How To Lose Readers (Or Marks) Through Poor Data Visualisation
In SIPBS we don’t actually deduct marks for poor data visualisation - we don’t use “negative marking” at all, in fact - but it is possible not to earn marks because of deficiencies in data visualisation.
On this page, we will look at some (real, anonymised) examples of poor data visualisation, to demonstrate some common errors with the goal of helping you avoid them in your own work. The figures below commit the kinds of errors we see frequently in student theses (and occasionally papers), with commentary on the problem and how it might be improved.
Axis labelling
Make your axis labels confusing
Figure 1 shows the percentage of weight loss relative to a baseline weight (here, weight measured at 0 hours post infection), but the y-axis label and orientation is poorly chosen.
In general, in Western cultures at least, progress is generally interpreted from left-to-right, and lower values are considered to be, well, lower than higher values.
In Figure 1 the y-axis represents loss, so a change in the positive direction (upwards on the y-axis) means a reduction in weight. This, by itself, is counterintuitive and unhelpful to a reader, but is compounded because there is both “positive loss” (i.e. weight loss), and “negative loss” (i.e. weight gain).
This labelling means the reader needs to invert the intuitive direction of change and keep in mind that “negative loss” means gain.
The y-axis could have been presented as “% Weight Change” so that values above zero represent weight gain, and those below zero represent weight loss. This would be more intuitive and not require the reader to keep in mind that “negative loss” is the same as “gain.”
Figure 2 shows counts of bacteria in peritoneal lavage, 24h post infection. Bacterial counts are typically found as counts of colony-forming units (CFU). Because these counts are large numbers and bacterial growth is exponential, they are often presented as log(CFU). So, if \(\textrm{CFU} = 100000 = 10^5\), \(\log_{10}{\textrm{(CFU)}} = 5\).
In Figure 2 the numerical values on the y-axis are actual bacterial CFU counts, but the label indicates that they are \(\log_{10}\textrm{(CFU)}\) counts. If that were actually the case, the lowest count on the y-axis (100,000) would represent \(10^{100000}\), a much larger number than is practical in an experiment.
The y-axis values in Figure 2 are \(10^5\), \(10^6\), and \(10^7\), so the numerical values for an axis labelled as “\(\log_{10}\textrm{(CFU)}\)” should be 5, 6, and 7.
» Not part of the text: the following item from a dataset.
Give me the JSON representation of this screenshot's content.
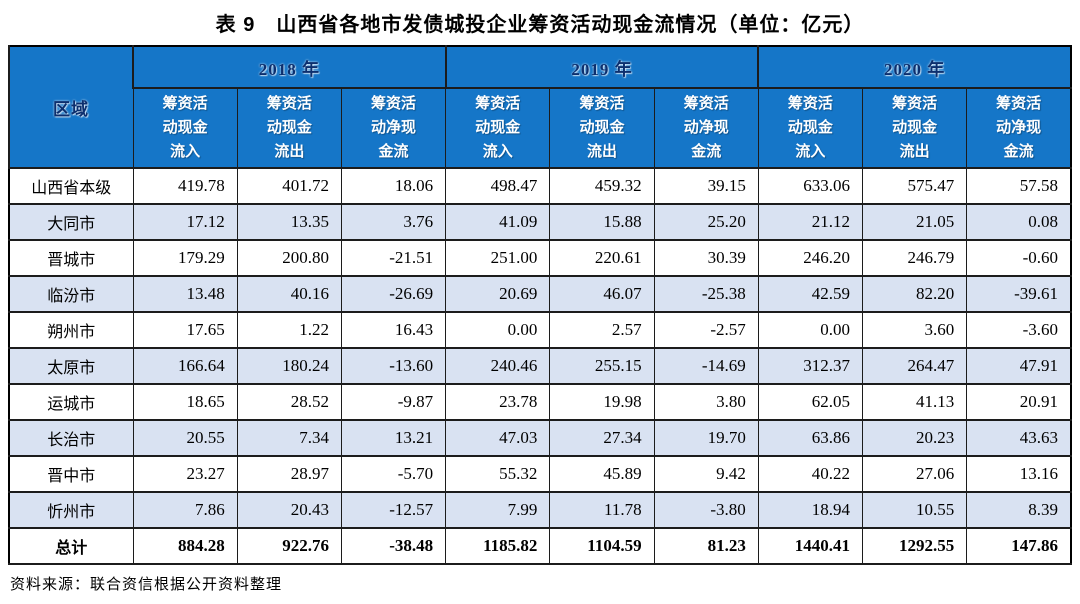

Alternatively, the units on the axis could have been presented as CFU/mL, in which case the numerical values would have been correct.
Statistical results
Don’t show the actual errors or data
In Figure 3, the error bars are only shown in one direction, although SEM is typically understood (and stated here explicitly) to extend either side of an estimate of the mean. This kind of figure is known as a “dynamite plot” and obscures the true variation of the data.
Figure 3 is an example of a “dynamite plot” where an error bar that should extend either side of the mean is only shown in one direction. The visualisation implies that error only occurs in one direction, and obscures or prevents comparison of the variation of data between groups.
Error bars should always be shown to extend in both directions around an estimate, where variation (or estimates of variation) do so.
Figure 4 shows count data (which can only have a value of zero or greater) of macrophages in the peritoneal cavity of mice, 24h post infection, for two bacterial isolates. The original legend did not indicate the meaning of the error bars, but the surrounding figures state that error bars represent SEM.
The Figure 4 error bar for S. Typhimurium only extends vertically above the mean absolute macrophage count. This is a “dynamite plot” and undesirable because it is not truly representing the (here, presumed to be SEM) actual estimate of error. But in this case it is also disguising a much more significant statistical error.
Careful inspection of the length of the Typhimurium error bar shows that it is larger than the estimated mean. This implies that the SEM error bar in the other direction should extend below the zero count. **This is equivalent to stating that (i) it is possible to have a negative count of macrophages, and (ii) that the uncertainty in the data is such that the mean count might be negative.
Obviously, the true count cannot be negative, but the statistical analysis implicitly allows/assumes it to be possible. This should strongly guide the researcher towards a different statistical analysis.
In this case, the usual solution of simply showing the error bar properly above and below the mean estimate will not solve all the issues, although following good practice this way might have helped the analysis.
Here, the key is to note that the data is count data which specifically can only take counts of zero or greater. This kind of data can sometimes be understood to follow a Normal distribution without causing problems, but more generally is better represented by a different kind of statistical distribution.
To avoid the impossibility of the implications of a Normal distribution/SEM here, a boxplot or violin plot could have been used to visualise the data distribution.